Neo‐Confucianism in the Chosun Dynasty is literature that recites landscape and nature and disciplines mind through perceiving things based on Chu Hsi Studies. It systematizes the Neo‐Confucian world view and its aesthetic consciousness associating cosmic providences with human nature, and names it ‘Neo‐Confucian aesthetics.’ The scholarship of Hanhwondang Kim Goeng‐pil, who is the originator of the Sarim faction in Chosun and spread the upright learning of Neo‐Confucian aesthetics pursuing the recital of human nature, was handed down to his disciples such as Cho Gwang‐jo and Choi San‐doo and led the implementation of ‘Tao.’As many scholars have already demonstrated, in discussing Pungryu literature in Honam during the 16th century, it is impossible to neglect historical facts and the relations of religious and philosophical influence regardless of whether its focus is forest garden, social gathering, or anything else.
This study also aimed to discuss Baekun Pungryu based on the historical facts of Honam literature in the 16th century and Taoist ideas pursued by Sarim scholars in those days. With regard to the reasons for the new name Baekun Pungryu, on the other hand, Pungryu literature of Honam (a term comprehending Jollanam‐do, Jollabuk‐do and Gwangju) in the early Chosun Dynasty can be divided into three parts, which are Gyesan Pungryu in the Damyang area, Taesan Pungryu in the Jollabuk‐do area, and the Baekun Pungryu in the east Jollanam‐do area, and this classification is considered desirable for reilluminating the development process of Sarim literature more closely.
We discussed first Baekun Pungryu, which was closest to Kim Goeng‐pil, the originator of Neo‐Confucianism in the Chosun Dynasty, and where Sinjae Choi San‐doo educated his disciples.
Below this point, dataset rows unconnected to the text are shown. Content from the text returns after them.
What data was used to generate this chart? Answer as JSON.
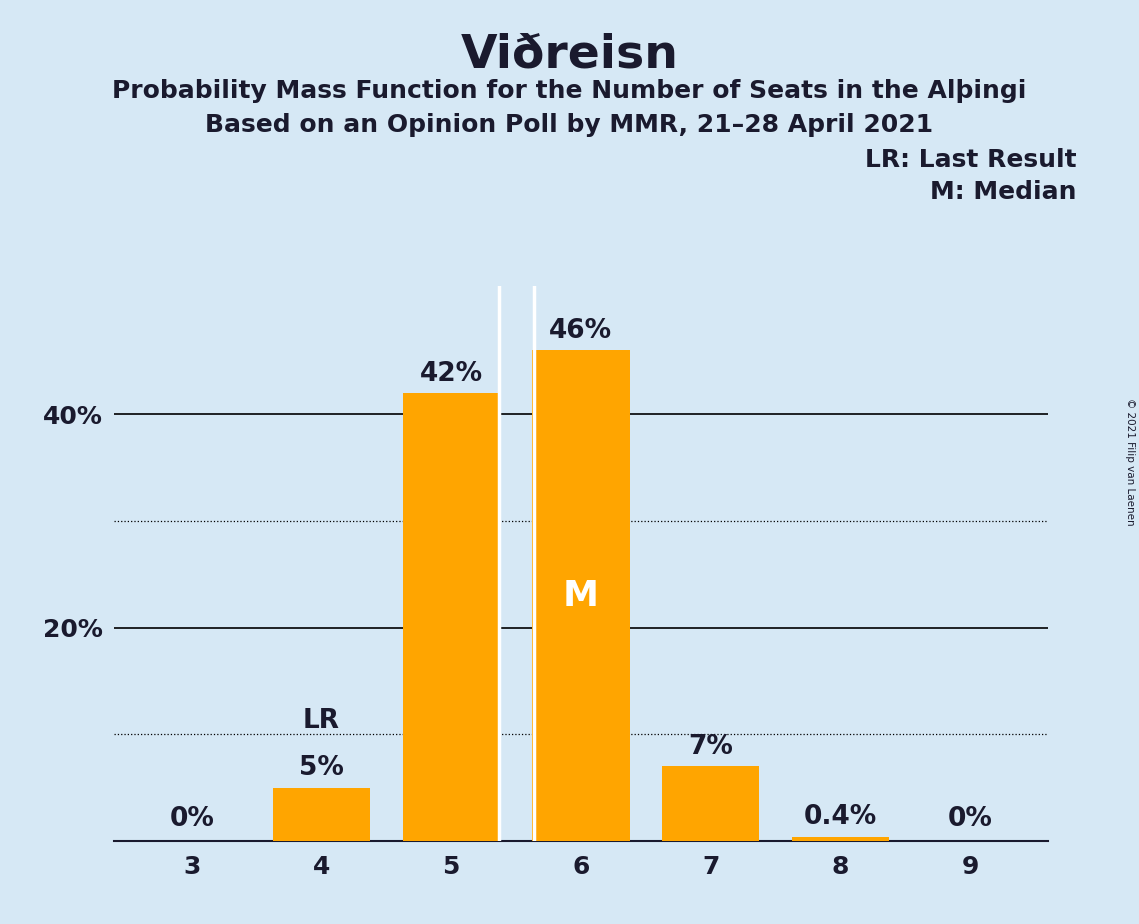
{
  "title": "Viðreisn",
  "subtitle1": "Probability Mass Function for the Number of Seats in the AlþIngi",
  "subtitle2": "Based on an Opinion Poll by MMR, 21–28 April 2021",
  "copyright": "© 2021 Filip van Laenen",
  "legend_lr": "LR: Last Result",
  "legend_m": "M: Median",
  "categories": [
    3,
    4,
    5,
    6,
    7,
    8,
    9
  ],
  "values": [
    0.0,
    5.0,
    42.0,
    46.0,
    7.0,
    0.4,
    0.0
  ],
  "labels": [
    "0%",
    "5%",
    "42%",
    "46%",
    "7%",
    "0.4%",
    "0%"
  ],
  "bar_color": "#FFA500",
  "background_color": "#D6E8F5",
  "text_color": "#1a1a2e",
  "median_bar": 6,
  "lr_bar": 4,
  "median_label": "M",
  "lr_label": "LR",
  "ylim_max": 52,
  "bar_width": 0.75,
  "title_fontsize": 34,
  "subtitle_fontsize": 18,
  "label_fontsize": 19,
  "tick_fontsize": 18,
  "legend_fontsize": 18,
  "median_label_fontsize": 26,
  "solid_gridlines": [
    20,
    40
  ],
  "dotted_gridlines": [
    10,
    30
  ],
  "ytick_positions": [
    20,
    40
  ],
  "ytick_labels": [
    "20%",
    "40%"
  ]
}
The inclusion of the name of a nearby noted mountain in literary naming is considered a meaningful literary value in that when gangho (river and lake) poetry is included in Pungryu literature the combination of nature and artificiality in gangho poetry is managed in scenic spaces and forms a world.
In particular, the meaning of the new literary name Baekun Pungryu is enhanced by Choi San‐doo who was born in the outskirt of Mt. Baekun, the last vein of Honam, and refined his scholarship there as well as by the poetic, spiritual and academic association of people related to him.